Doch wer hat im Herbst 2008 die Weltfinanzkrise ausgelöst und warum sollte das westliche Finanz- und Wirtschaftssystem zum Einsturz gebracht werden? Freeman macht dafür eine anti-westliche Allianz verantwortlich, zu denen er islamistische Terrorgruppen zählt, die von Staaten im Nahen Osten unterstützt werden und mit Russland und China in Verbindung stehen. Er vermutet darüber hinaus eine Verwicklung bestimmter Vertreter der internationalen Hochfinanz, die in den letzten Jahrzehnten durch zweifelhafte Währungsspekulationen bereits zu fragwürdiger Berühmtheit gelangten. Dass eine solche Allianz zwischen dem islamistischen Terrorismus und dem kommunistischen Lager tatsächlich seit vielen Jahrzehnten existiert, wurde in anderem Zusammenhang bereits dokumentiert.

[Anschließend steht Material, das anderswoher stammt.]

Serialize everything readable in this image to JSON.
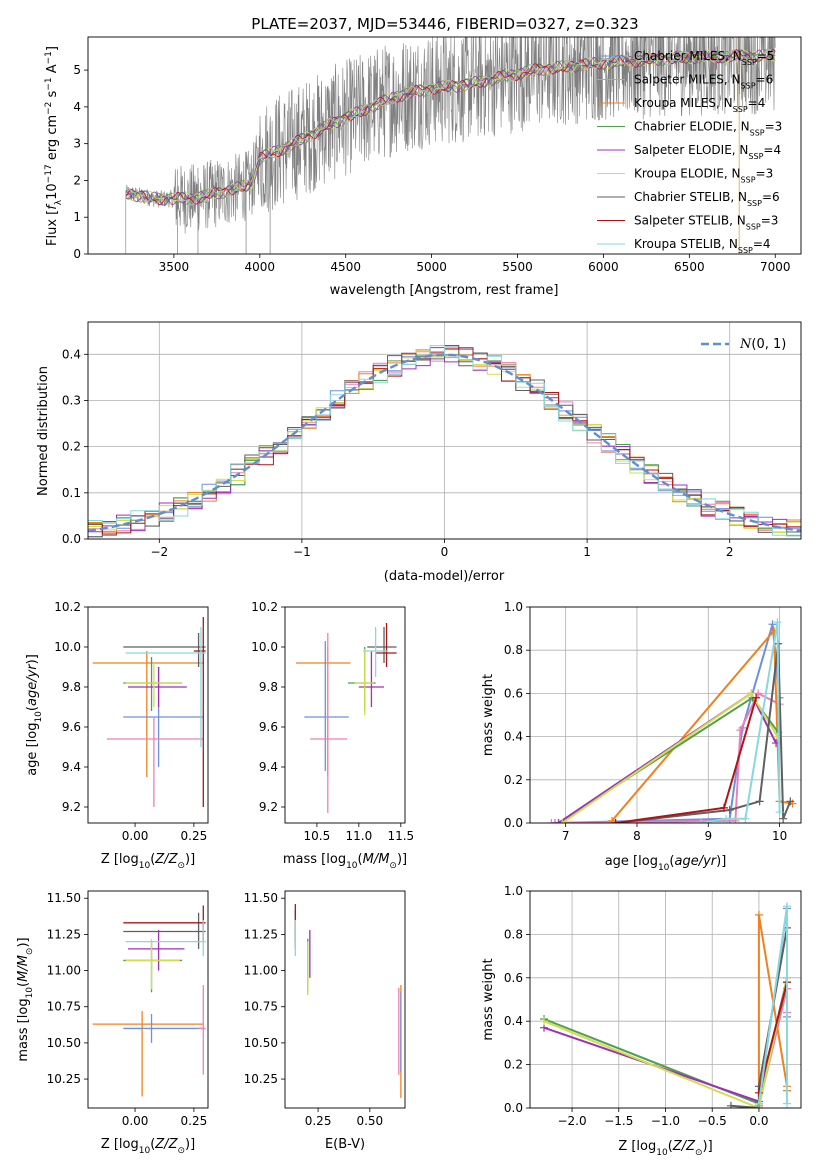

Osama Bin Ladens Videobotschaften lassen deutlich den Einfluss sozialistischer Ideologien erkennen, so zum Beispiel als er seinen Aufruf, den US-Dollar abzustoßen und amerikanische Waren zu boykottieren u.a. damit begründete, dass er George Bush vorwarf, zum Nutzen der amerikanischen Großkonzerne das Kyoto-Protokoll verweigert zu haben und er Spekulation und Monopolkapitalismus für steigende Lebenshaltungskosten verantwortlich machte. Freeman zitiert Bin Laden mit den Worten, seine Anhänger würden »die Schwachstellen im westlichen Finanzsystem so genau kennen, wie die Linien ihrer Hand«. Auch Bin Ladens Stellvertreter und Nachfolger, der mutmaßliche KGB/FSB-Agent Aiman al-Zawahiri, forderte seine Anhänger mehrfach dazu auf, den US-Dollar abzustoßen, denn die westliche Wirtschaft würde zusammenbrechen und der Zusammenbruch würde an den US-Märkten beginnen.

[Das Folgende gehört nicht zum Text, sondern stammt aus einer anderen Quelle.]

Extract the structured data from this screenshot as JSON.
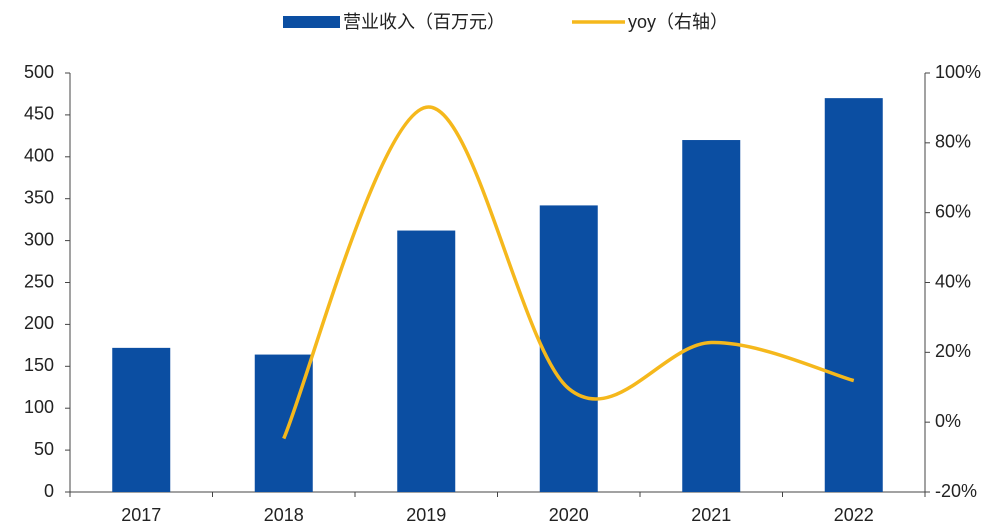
{
  "chart_data": {
    "type": "bar-line",
    "categories": [
      "2017",
      "2018",
      "2019",
      "2020",
      "2021",
      "2022"
    ],
    "series": [
      {
        "name": "营业收入（百万元）",
        "color": "#0b4ea2",
        "type": "bar",
        "values": [
          172,
          164,
          312,
          342,
          420,
          470
        ]
      },
      {
        "name": "yoy（右轴）",
        "color": "#f5b81c",
        "type": "line",
        "axis": "y2",
        "smooth": true,
        "values": [
          null,
          -4.7,
          90.2,
          9.6,
          22.8,
          11.9
        ]
      }
    ],
    "ylim": [
      0,
      500
    ],
    "yticks": [
      0,
      50,
      100,
      150,
      200,
      250,
      300,
      350,
      400,
      450,
      500
    ],
    "y2lim": [
      -20,
      100
    ],
    "y2ticks": [
      {
        "value": -20,
        "label": "-20%"
      },
      {
        "value": 0,
        "label": "0%"
      },
      {
        "value": 20,
        "label": "20%"
      },
      {
        "value": 40,
        "label": "40%"
      },
      {
        "value": 60,
        "label": "60%"
      },
      {
        "value": 80,
        "label": "80%"
      },
      {
        "value": 100,
        "label": "100%"
      }
    ],
    "legend": "top",
    "grid": false
  }
}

Doch Osama Bin Ladens Al-Kaida ist nicht die einzige islamistische Terrorbande, die von Freeman verdächtigt wird, am Finanzcrash von 2008 mitgewirkt zu haben. Er erwähnt u.a. auch die Hamas und die Hisbollah sowie in erster Linie die aus Ägypten stammende Muslimbruderschaft, die es als Teil ihres Dschihads begreift, den Kapitalismus westlicher Prägung durch das Scharia-konforme islamische Finanzwesen zu ersetzen.

Hinter diesen islamischen  Gruppen erkennt Freeman die Beteiligung erdölproduzierender Staaten zu denen er u.a. den Iran und Gaddafis Libyen zählt, aber er vermutet Hintermänner auch in Saudi-Arabien und er erwähnt ausdrücklich auch das Regime von Hugo Chavez in Venezuela. Freeman weist auf die enge Zusammenarbeit zwischen Chavez und dem iranischen Mullah-Regime hin, die in den USA ein gemeinsames Feindbild sehen. Durch Überläufer wurde bekannt, dass Chavez die Terrororganisation Al-Kaida im Jahr 2002 mit einer Million US-Dollar unterstützte. Freeman zitiert Chavez, wie er bei einem Besuch in Teheran im April 2009 erklärte: »Der Kapitalismus muss untergehen. Er muss ein Ende finden. Und wir müssen einen Übergang zu einem neuen Modell finden, das wir Sozialismus nennen.« Doch Teheran war nicht die einzige Station seiner damaligen Reise. Sie führte ihn auch nach Katar, Peking und Moskau und überall forderte er ein Ende des Kapitalismus und warb für ein neues Wirtschaftsbündnis mit einer eigenen, durch Öl gedeckten Reservewährung in Opposition zum Dollar und zur Wall Street.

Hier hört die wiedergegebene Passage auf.